There are two boxes on top of each other. The bottom box is dragged right by a constant force. What is the direction of friction of the top box against the bottom box?
Think of it like this and you will never be confused:
Friction always tries to keep the two objects together.
This regards both static and kinetic friction ($f_s$ and $f_k$) .
If something is sliding to the right over asphalt (kinetic friction), friction will try to stop this relative motion, and hold the object and the asphalt together. So $f_k$ will act to the left on the object and to the right on the asphalt.
If one box is on top of another as your example (static friction) and the bottommost speeds up to the right, then the uppermost has to be dragged by friction in the same direction in order for them to stay together. $f_s$ pulls right on the uppermost object and to the left on the bottommost object.
Obviously the friction on the top box will be along the direction of force(because of which the top box moves) and friction on the bottom box will be opposite to the force.

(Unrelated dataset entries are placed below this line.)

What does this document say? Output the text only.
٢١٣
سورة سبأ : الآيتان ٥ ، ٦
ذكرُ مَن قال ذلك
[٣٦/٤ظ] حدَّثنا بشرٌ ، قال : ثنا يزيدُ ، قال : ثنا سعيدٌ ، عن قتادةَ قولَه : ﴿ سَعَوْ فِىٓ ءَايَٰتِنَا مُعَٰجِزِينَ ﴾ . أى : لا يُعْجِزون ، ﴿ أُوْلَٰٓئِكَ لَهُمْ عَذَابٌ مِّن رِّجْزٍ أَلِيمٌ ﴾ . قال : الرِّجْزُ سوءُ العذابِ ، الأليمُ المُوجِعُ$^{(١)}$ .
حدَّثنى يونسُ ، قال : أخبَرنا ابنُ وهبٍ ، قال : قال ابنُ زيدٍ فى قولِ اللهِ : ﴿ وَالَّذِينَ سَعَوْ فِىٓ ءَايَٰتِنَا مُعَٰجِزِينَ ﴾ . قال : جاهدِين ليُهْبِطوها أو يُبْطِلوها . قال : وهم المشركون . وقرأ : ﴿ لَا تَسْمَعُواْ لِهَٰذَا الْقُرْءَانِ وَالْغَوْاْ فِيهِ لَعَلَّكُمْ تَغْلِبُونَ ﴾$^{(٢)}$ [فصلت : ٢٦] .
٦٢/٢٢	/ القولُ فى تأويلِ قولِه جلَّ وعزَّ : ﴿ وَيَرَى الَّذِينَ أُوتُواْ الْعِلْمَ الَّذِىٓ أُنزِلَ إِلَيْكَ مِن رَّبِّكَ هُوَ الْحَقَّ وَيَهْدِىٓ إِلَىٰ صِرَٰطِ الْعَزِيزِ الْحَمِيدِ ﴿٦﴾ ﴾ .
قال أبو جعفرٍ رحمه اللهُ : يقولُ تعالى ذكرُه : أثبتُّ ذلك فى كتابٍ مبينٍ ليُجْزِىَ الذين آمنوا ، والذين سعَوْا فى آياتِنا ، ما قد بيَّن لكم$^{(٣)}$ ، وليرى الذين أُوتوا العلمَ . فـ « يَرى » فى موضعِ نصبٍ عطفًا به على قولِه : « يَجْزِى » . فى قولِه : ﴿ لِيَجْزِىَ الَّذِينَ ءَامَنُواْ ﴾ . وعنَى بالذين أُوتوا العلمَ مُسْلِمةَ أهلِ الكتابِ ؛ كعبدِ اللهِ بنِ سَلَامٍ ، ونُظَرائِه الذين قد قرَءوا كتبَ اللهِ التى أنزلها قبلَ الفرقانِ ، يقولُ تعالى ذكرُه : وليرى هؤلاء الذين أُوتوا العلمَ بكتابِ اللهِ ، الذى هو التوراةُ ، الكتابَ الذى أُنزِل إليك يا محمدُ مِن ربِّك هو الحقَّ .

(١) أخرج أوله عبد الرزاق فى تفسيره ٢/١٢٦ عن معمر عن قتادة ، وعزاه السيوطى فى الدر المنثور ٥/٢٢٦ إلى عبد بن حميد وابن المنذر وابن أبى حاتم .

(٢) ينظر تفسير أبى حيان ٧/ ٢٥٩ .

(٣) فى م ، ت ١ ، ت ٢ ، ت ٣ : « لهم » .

A kinetic friction force that acts on a body always has an opposite direction to that in which the body is moving. So, if you have a system Surface+Body A+Body B, where B is on top of A and A is moving to the right, both the surface and B will exert a friction force on A, pointing to the left. Moreover, according to Newton's third law, A will exert a friction force on both the surface and B, with opposite direction (that is, to the right).